»Sie schulden mir überhaupt nichts…«
»Wir alle schulden einander etwas«, fiel Jago ihm ins Wort. »Das zu vergessen, ist es, was uns die Tragödien beschert.« Er hielt inne, als wolle er diesen Worten besonderen Nachdruck verleihen. Er leerte seinen Becher und stellte ihn neben sich auf die Bank. »Was ich darum tun will, ist, Ihnen zu sagen, was meiner Meinung nach mit Ihrem Jungen passiert ist. Denn ich habe darüber nachgedacht, verstehen Sie, und ich bin sicher, das haben Sie auch, genau wie die Cops hier. Wer würde einem so netten Jungen so etwas antun?, habe ich mich tagelang gefragt. Und wie hat er es angestellt? Und warum?«
»Aber nichts von alldem bringt Santo zurück, oder?«, fragte Ben Kerne.
»Natürlich nicht. Aber das Wissen… es letzten Endes voll und ganz zu verstehen… Ich wette, darin liegt Frieden, und den habe ich Ihnen zu bieten. Frieden. Also hier ist, was ich glaube…«
»Nein. So wird es nicht laufen, Mr. Reeth.« Bea ahnte plötzlich, was Reeth vorhatte, und mit dieser Ahnung kam ihr die Erkenntnis, wohin es führen würde.
Doch Ben Kerne ging dazwischen: »Lassen Sie ihn bitte fortfahren.

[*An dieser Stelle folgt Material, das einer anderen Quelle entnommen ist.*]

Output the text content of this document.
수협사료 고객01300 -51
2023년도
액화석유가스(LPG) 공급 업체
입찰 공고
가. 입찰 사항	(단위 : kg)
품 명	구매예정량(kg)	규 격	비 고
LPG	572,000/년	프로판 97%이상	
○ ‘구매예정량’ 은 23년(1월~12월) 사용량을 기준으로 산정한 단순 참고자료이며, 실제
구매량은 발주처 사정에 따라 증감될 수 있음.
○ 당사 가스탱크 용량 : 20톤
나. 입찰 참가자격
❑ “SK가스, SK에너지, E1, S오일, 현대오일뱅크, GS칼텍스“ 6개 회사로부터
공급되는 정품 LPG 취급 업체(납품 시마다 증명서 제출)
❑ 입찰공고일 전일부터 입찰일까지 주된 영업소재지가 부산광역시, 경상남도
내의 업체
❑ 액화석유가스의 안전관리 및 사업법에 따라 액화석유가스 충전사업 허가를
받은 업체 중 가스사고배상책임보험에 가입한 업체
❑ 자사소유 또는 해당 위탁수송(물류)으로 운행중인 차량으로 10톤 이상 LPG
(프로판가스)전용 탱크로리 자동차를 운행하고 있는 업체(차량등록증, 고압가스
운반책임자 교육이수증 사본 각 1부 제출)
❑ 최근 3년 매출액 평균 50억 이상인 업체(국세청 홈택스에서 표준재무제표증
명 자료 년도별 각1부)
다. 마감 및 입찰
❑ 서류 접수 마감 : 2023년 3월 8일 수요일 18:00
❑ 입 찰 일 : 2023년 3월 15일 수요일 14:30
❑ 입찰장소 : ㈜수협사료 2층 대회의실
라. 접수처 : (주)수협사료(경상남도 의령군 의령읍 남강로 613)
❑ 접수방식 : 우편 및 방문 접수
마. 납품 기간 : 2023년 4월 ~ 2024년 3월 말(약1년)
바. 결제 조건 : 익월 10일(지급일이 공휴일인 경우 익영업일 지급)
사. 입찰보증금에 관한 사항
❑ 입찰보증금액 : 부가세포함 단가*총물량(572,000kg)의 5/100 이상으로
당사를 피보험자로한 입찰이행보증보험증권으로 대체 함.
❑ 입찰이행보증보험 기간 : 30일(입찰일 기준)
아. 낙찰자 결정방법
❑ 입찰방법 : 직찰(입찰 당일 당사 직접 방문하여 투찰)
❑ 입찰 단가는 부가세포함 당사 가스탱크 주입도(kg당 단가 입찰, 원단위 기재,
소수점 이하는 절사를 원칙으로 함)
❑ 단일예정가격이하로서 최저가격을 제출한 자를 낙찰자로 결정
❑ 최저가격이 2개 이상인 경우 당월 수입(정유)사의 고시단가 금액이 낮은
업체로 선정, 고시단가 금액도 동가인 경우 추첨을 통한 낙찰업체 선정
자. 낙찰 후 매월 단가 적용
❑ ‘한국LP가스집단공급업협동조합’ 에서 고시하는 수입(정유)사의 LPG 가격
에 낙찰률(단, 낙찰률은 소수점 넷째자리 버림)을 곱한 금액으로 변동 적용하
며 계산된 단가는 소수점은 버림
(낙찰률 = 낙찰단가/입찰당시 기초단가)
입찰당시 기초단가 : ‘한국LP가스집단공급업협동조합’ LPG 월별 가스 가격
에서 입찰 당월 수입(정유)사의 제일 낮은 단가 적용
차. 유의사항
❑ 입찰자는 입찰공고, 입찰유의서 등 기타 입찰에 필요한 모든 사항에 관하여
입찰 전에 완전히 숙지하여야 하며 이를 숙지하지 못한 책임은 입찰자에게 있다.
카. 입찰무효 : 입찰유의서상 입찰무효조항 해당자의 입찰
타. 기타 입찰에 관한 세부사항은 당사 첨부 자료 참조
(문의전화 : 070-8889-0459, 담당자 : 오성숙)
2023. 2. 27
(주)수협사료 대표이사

Ich will ihn anhören, Inspector.«
»Das gibt ihm die Möglichkeit…«
»Bitte, lassen Sie ihn weiterreden!«
Höflich, fast schon liebenswürdig wartete Reeth auf Beas Einwilligung. Sie nickte knapp, aber sie war nicht glücklich. Das Ganze war nicht mehr nur regelwidrig und verrückt, sondern auch noch geradezu anmaßend provokant.

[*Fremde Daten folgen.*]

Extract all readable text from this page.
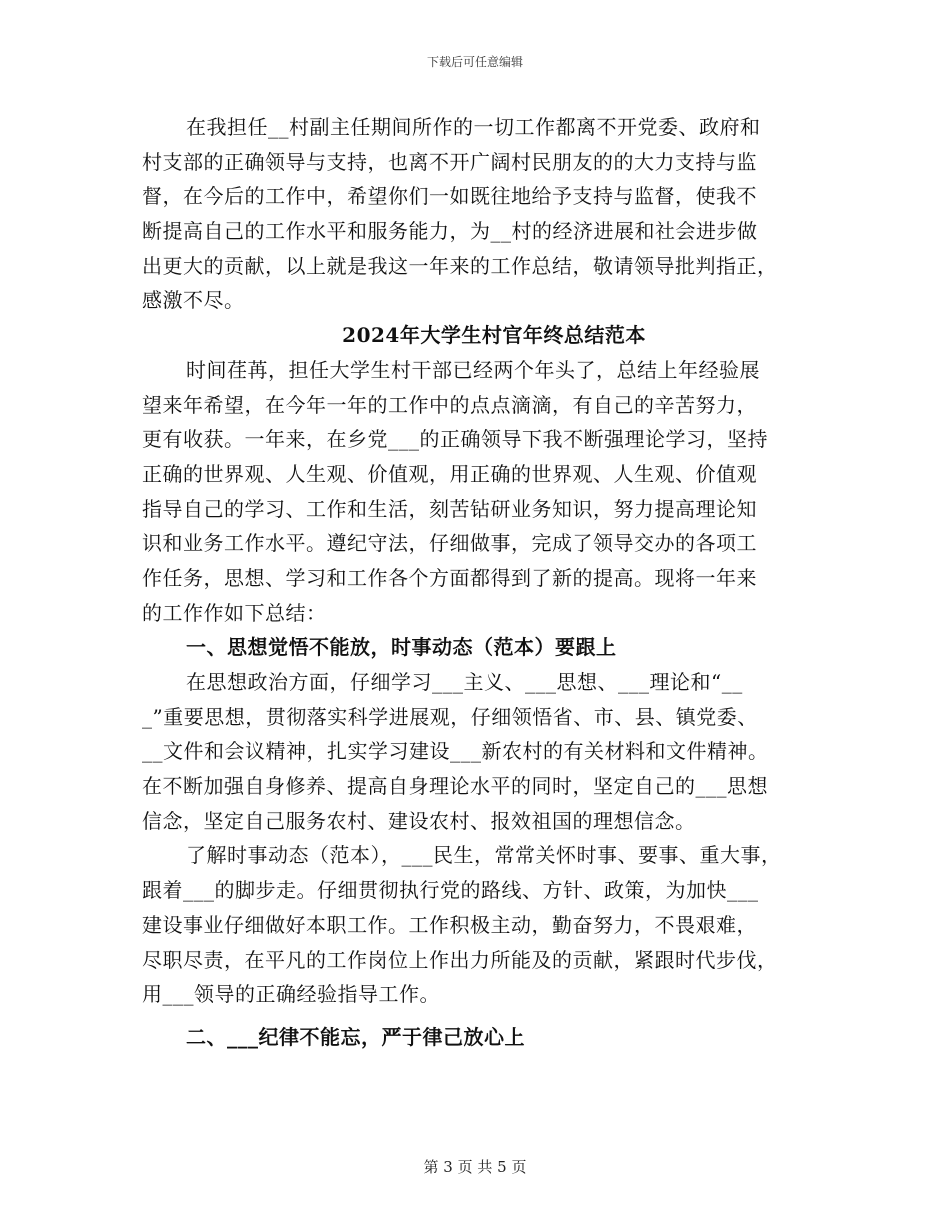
下载后可任意编辑
在我担任__村副主任期间所作的一切工作都离不开党委、政府和
村支部的正确领导与支持，也离不开广阔村民朋友的的大力支持与监
督，在今后的工作中，希望你们一如既往地给予支持与监督，使我不
断提高自己的工作水平和服务能力，为__村的经济进展和社会进步做
出更大的贡献，以上就是我这一年来的工作总结，敬请领导批判指正，
感激不尽。
2024年大学生村官年终总结范本
时间荏苒，担任大学生村干部已经两个年头了，总结上年经验展
望来年希望，在今年一年的工作中的点点滴滴，有自己的辛苦努力，
更有收获。一年来，在乡党___的正确领导下我不断强理论学习，坚持
正确的世界观、人生观、价值观，用正确的世界观、人生观、价值观
指导自己的学习、工作和生活，刻苦钻研业务知识，努力提高理论知
识和业务工作水平。遵纪守法，仔细做事，完成了领导交办的各项工
作任务，思想、学习和工作各个方面都得到了新的提高。现将一年来
的工作作如下总结：
一、思想觉悟不能放，时事动态（范本）要跟上
在思想政治方面，仔细学习___主义、___思想、___理论和“__
_”重要思想，贯彻落实科学进展观，仔细领悟省、市、县、镇党委、
__文件和会议精神，扎实学习建设___新农村的有关材料和文件精神。
在不断加强自身修养、提高自身理论水平的同时，坚定自己的___思想
信念，坚定自己服务农村、建设农村、报效祖国的理想信念。
了解时事动态（范本），___民生，常常关怀时事、要事、重大事，
跟着___的脚步走。仔细贯彻执行党的路线、方针、政策，为加快___
建设事业仔细做好本职工作。工作积极主动，勤奋努力，不畏艰难，
尽职尽责，在平凡的工作岗位上作出力所能及的贡献，紧跟时代步伐，
用___领导的正确经验指导工作。
二、___纪律不能忘，严于律己放心上
第 3 页 共 5 页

»Ich habe mir Folgendes überlegt«, begann Jago Reeth. »Jemand hat da eine offene Rechnung, und er beschließt, dass es Ihr Junge sein soll, der sie bezahlt. Was für eine Rechnung?, fragen Sie sich. Könnte alles Mögliche sein, oder? Eine Rechnung aus jüngster Zeit, eine uralte Rechnung; es spielt keine Rolle. Aber irgendwann muss abgerechnet werden, und Santo soll die Zeche zahlen. Also macht dieser Mörder — könnte ein Mann sein oder eine Frau, auch das spielt keine Rolle, denn das Entscheidende ist der Junge und die Tatsache, dass der Junge tot ist, verstehen Sie, und das ist etwas, was Cops wie diese beiden hier immer vergessen… Der Mörder schließt also Bekanntschaft mit Ihrem Jungen, denn ihn zu kennen, bedeutet, Zugang zu ihm zu haben. Und den Jungen zu kennen, liefert auch die Mittel zur Tat, denn Ihr Sohn ist von der offenherzigen Sorte und redet gern. Über alles Mögliche, aber wie sich herausstellt, redet er vor allem über seinen Vater. So wie es die meisten Jungen tun. Er erzählt, dass sein Vater ihm ständig zusetzt: wegen aller möglichen Sachen, aber vor allem, weil er dem Surfen und Frauen den Vorzug gibt vor einem geregelten Leben. Wer kann ihm daraus schon einen Vorwurf machen? Er ist ja erst achtzehn! Doch sein Vater hat eigene Ziele für seinen Sohn, was dazu führt, dass der Junge rebelliert und redet und noch ein bisschen mehr rebelliert. Und das bringt ihn dazu, nach… Wie nennt man so jemanden?… nach einem stellvertretenden Vater zu suchen…«
»Ersatzvater.« Bens Stimme klang belegt.
»Das ist der richtige Ausdruck. Oder vielleicht auch eine Ersatzmutter. Oder… irgendeine andere Art Ersatz. Priester. Beichtvater. Priesterin. Was auch immer. Auf jeden Fall sieht diese Person Mann oder Frau, jung oder alt, wie sich die Tür des Vertrauens öffnet, und marschiert geradewegs hindurch, wenn Sie wissen, was ich meine.«
Er ließ sich alle Optionen offen, schloss Bea. Er war kein Dummkopf, wie er selbst gesagt hatte, und der Vorteil, den er in dieser Situation hatte, waren all die Jahre, die er darüber hatte nachdenken können, welchen Ansatz er wählen sollte, wenn der Zeitpunkt endlich gekommen war.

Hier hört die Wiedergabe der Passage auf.